Democratic leaders faced their own version of the same conundrum when they retook control of both the House and Senate in the 2006 midterms. After twelve years in the minority, they rode back to power in part by harnessing liberal disgust with the Iraq war. That election sent a clearer message than this one, with exit polls at the time revealing 56 percent of voters disapproved of the war and 55 percent favored withdrawing some or all of the troops. And yet, with a 51-seat majority in the Senate, Democrats had little hope of forcing the hand of President Bush, who was resolute about prosecuting his surge strategy.

“We had to follow through and try to force action despite the fact that it was difficult to imagine getting the votes,” says Jim Manley, at the time an aide to Senate Majority Leader Harry Reid (D-Nev.). “It’s a release valve.”

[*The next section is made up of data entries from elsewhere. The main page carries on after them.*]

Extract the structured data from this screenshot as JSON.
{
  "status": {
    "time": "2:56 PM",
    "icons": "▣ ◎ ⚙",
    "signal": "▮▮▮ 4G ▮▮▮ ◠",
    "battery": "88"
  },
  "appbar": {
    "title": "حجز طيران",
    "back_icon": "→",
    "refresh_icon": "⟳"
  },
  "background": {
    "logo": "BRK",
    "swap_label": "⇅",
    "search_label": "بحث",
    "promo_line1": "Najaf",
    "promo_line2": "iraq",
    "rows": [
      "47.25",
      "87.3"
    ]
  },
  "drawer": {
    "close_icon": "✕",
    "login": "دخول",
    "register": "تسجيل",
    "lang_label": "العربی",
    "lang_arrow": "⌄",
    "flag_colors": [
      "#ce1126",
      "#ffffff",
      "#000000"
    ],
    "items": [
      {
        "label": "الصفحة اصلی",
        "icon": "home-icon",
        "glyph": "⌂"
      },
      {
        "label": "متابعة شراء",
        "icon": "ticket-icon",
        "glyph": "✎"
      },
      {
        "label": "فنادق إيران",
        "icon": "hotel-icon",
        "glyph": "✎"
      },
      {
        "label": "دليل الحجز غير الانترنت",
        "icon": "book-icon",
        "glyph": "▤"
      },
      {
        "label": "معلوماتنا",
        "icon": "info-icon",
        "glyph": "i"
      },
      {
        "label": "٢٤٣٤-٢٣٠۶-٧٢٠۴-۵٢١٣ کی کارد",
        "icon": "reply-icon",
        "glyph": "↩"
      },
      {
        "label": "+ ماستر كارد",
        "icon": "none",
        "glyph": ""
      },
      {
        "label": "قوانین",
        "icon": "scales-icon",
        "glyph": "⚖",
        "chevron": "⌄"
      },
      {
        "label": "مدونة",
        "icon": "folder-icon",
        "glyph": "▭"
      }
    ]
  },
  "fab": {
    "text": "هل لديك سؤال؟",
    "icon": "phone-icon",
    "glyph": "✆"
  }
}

Democrats tried to force a timeline for troop withdrawals onto funding for the Iraq war. Bush repeatedly pledged to veto it. At the end of their first year in power, with lawmakers anxious to quit the capital for Christmas, Democrats folded and approved the war money with no strings attached. Liberals fumed — “this was the time of MoveOn,” says Manley — and Democratic approval ratings dropped to 32 percent, below Bush’s own marks. Congressional Democrats turned on each other, directing recriminations at their colleagues in the other chamber. But by then, the squabbling in the Capitol was already being drowned out by a presidential contest rumbling into gear. The four Democratic Senators angling for their party’s nomination — Obama and Hillary Clinton, included — didn’t even bother coming back to Washington to cast votes. And less than a year later, Democrats rode Obama’s movement candidacy to major gains in both the House and Senate.